Jeremy L. Dillon
RW Monitor
8/7/2015
US Ecology announced this week it has agreed to sell New Jersey-based Allstate Power-Vac Inc. to a private investor group for $58 million. Allstate specializes in industrial cleaning and maintenance for utilities, refineries, chemical plants, and paper mills, along with refinery services such as tank cleaning and temporary storage. After a review, though, US Ecology determined Allstate, which it picked up in The Environmental Quality Co. acquisition, did not meet the waste management provider’s business strategy.
“After careful evaluation we concluded that Allstate Power-Vac does not adequately complement our strategy given its lack of geographic proximity to our core environmental service offerings,” US Ecology Chairman and CEO Jeff Feeler said in a statement. “Divesting Allstate will allow us to concentrate on growing our core environmental services business while continuing to expand our complementary field services. We believe the Allstate transaction is an excellent outcome for all affected employees, customers and stockholders.”
During the company’s second-quarter earnings call this week, Feeler offered more detail of the company’s rationale for the sale. “The bottom line is as we entered into the acquisition just over a year ago, the core assets we were interested in were the environmental services assets as well as those complementary assets,” Feeler said. “I would say the geographic proximity of the Allstate business was definitely in the top reasons as to why we were not that interested in that business. Also, the customer mix was different. They didn’t have the environmental services need as much as the other industrials services providers in the EQ portfolio had. It was a combination of all those factors that really factored in, and the fact that we really could not prop sale or drive volume into our disposal network was probably the key determination.”
Net Income for Second Quarter
As part of the transaction, US Ecology recorded a non-cash goodwill impairment charge of $6.7 million in the second quarter of 2015, which affected the quarterly financial results. The company announced its second-quarter results this week, including $2.1 million in net income, a steep drop from $6.9 million in the second quarter of 2014. Without the impairment, the net income would have been $8.8 million for the quarter.

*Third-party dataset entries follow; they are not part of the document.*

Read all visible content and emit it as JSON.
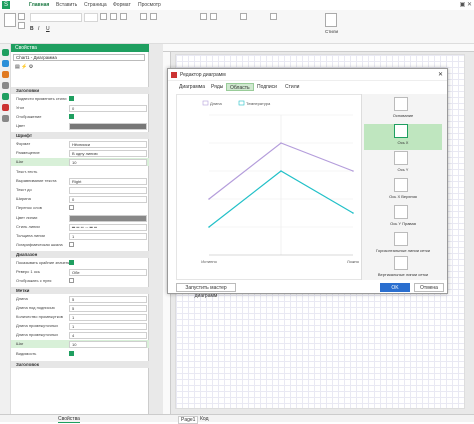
{
  "ribbon": {
    "tabs": [
      "Главная",
      "Вставить",
      "Страница",
      "Формат",
      "Просмотр"
    ],
    "style_label": "Стили"
  },
  "panel": {
    "title": "Свойства",
    "object": "Chart1 - Диаграмма",
    "sections": {
      "title": "Заголовки",
      "font": "Шрифт",
      "range": "Диапазон",
      "labels": "Метки",
      "titles2": "Заголовок"
    },
    "rows": {
      "show_chart_title": "Подвести применять стили",
      "n_label": "Угол",
      "n_value": "0",
      "show_label": "Отображение",
      "color_label": "Цвет",
      "format_label": "Формат",
      "format_value": "Нёспииси",
      "align_label": "Размещение",
      "align_value": "В одну линию",
      "size_label": "Шаг",
      "size_value": "10",
      "text_label": "Текст-тесть",
      "text_align_label": "Выравнивание текста",
      "text_align_value": "Right",
      "text_height_label": "Текст до",
      "width_label": "Ширина",
      "width_value": "0",
      "wrap_label": "Перенос слов",
      "line_color_label": "Цвет линии",
      "line_style_label": "Стиль линии",
      "line_width_label": "Толщина линии",
      "line_width_value": "1",
      "log_label": "Логарифмическая шкала",
      "range_show_label": "Показывать крайние значения",
      "range_axis_label": "Реверс 1 ось",
      "range_axis_value": "Обе",
      "range_zero_label": "Отображать с нуля",
      "len_label": "Длина",
      "len_value": "5",
      "len2_label": "Длина под подписью",
      "len2_value": "5",
      "count_label": "Количество промежутков",
      "count_value": "1",
      "count2_label": "Длина промежуточных",
      "count2_value": "1",
      "between_label": "Длина промежуточных",
      "between_value": "4",
      "step_label": "Шаг",
      "step_value": "10",
      "visible_label": "Видимость"
    }
  },
  "statusbar": {
    "panel_tab": "Свойства",
    "page_tab": "Page1",
    "code_tab": "Код"
  },
  "dialog": {
    "title": "Редактор диаграмм",
    "tabs": [
      "Диаграмма",
      "Ряды",
      "Область",
      "Подписи",
      "Стили"
    ],
    "active_tab": "Область",
    "wizard_button": "Запустить мастер диаграмм",
    "ok_button": "OK",
    "cancel_button": "Отмена",
    "gallery": [
      "Основание",
      "Ось X",
      "Ось Y",
      "Ось X Верхняя",
      "Ось Y Правая",
      "Горизонтальные линии сетки",
      "Вертикальные линии сетки"
    ],
    "selected_gallery": "Ось X"
  },
  "chart_data": {
    "type": "line",
    "x": [
      "Истинно",
      "",
      "Ложно"
    ],
    "series": [
      {
        "name": "Длина",
        "values": [
          4,
          8,
          6
        ],
        "color": "#b49ddb"
      },
      {
        "name": "Температура",
        "values": [
          2,
          6,
          3
        ],
        "color": "#22c0c8"
      }
    ],
    "legend": "top-left"
  },
  "colors": {
    "accent": "#1f9f60"
  }
}
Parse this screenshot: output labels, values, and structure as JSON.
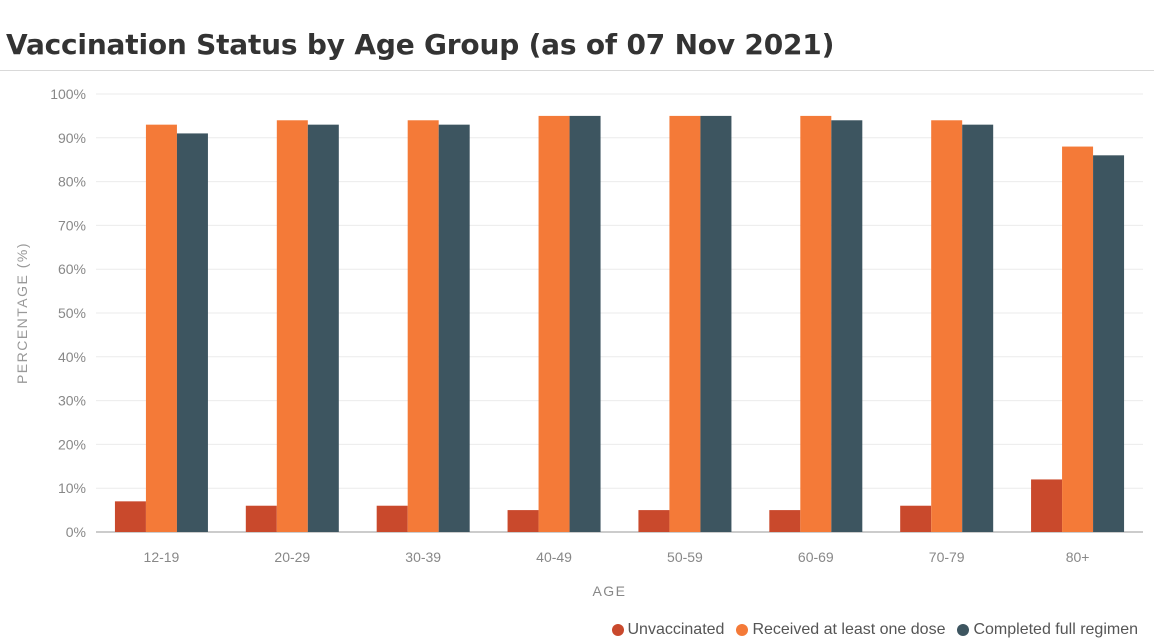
{
  "chart_data": {
    "type": "bar",
    "title": "Vaccination Status by Age Group (as of 07 Nov 2021)",
    "xlabel": "AGE",
    "ylabel": "PERCENTAGE (%)",
    "categories": [
      "12-19",
      "20-29",
      "30-39",
      "40-49",
      "50-59",
      "60-69",
      "70-79",
      "80+"
    ],
    "ylim": [
      0,
      100
    ],
    "yticks": [
      0,
      10,
      20,
      30,
      40,
      50,
      60,
      70,
      80,
      90,
      100
    ],
    "ytick_labels": [
      "0%",
      "10%",
      "20%",
      "30%",
      "40%",
      "50%",
      "60%",
      "70%",
      "80%",
      "90%",
      "100%"
    ],
    "series": [
      {
        "name": "Unvaccinated",
        "color": "#c9492c",
        "values": [
          7,
          6,
          6,
          5,
          5,
          5,
          6,
          12
        ]
      },
      {
        "name": "Received at least one dose",
        "color": "#f47a38",
        "values": [
          93,
          94,
          94,
          95,
          95,
          95,
          94,
          88
        ]
      },
      {
        "name": "Completed full regimen",
        "color": "#3d5560",
        "values": [
          91,
          93,
          93,
          95,
          95,
          94,
          93,
          86
        ]
      }
    ],
    "grid": true,
    "legend_position": "bottom-right"
  }
}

Total revenue for the second quarter was $139.7 million, up from $66 million in the same quarter last year, which only included EQ revenue for two weeks of the covered period. Feeler attributed some of the slow results in the second quarter to the industrial services business segment.
“Our results, however, still fell short of our expectations primarily on the underperformance of our industrial services business,” Feeler said. “As expected, the legacy US Ecology business was down compared to a very strong second quarter of 2014 with a 23 percent decline in project-driven event business partially offset by a 3 percent increase in recurring base business. This decline was offset in part by the strong performance of the legacy EQ business, which delivered a 96 percent improvement over pro forma adjusted EBITDA for the second quarter of 2014.”
2015 Outlook
Feeler, though, did indicate that the sale would not affect the rest of 2015. “Business conditions for our core environmental and field services businesses remain very strong,” Feeler said. "With a solid shipment schedule of projects already won and a solid pipeline of opportunities, we expect our environmental services business to end the year on a strong note. Our field services business continues to have success in the market place with first half contract wins that are expected to benefit our second half results. As a result, we are expecting this increased business activity to result in a very strong third quarter and solid fourth quarter.”
US Ecology also reaffirmed its predicted adjusted EBITDA for 2015, minus the Allstate portion of the EBITDA. US Ecology has originally issued 2015 adjusted EBITDA guidance of $137 million to $143 million; that included a full year of Allstate operations, but adjusted EBITDA guidance for the continuing operations now ranges from $128 million to $132 million for the full year.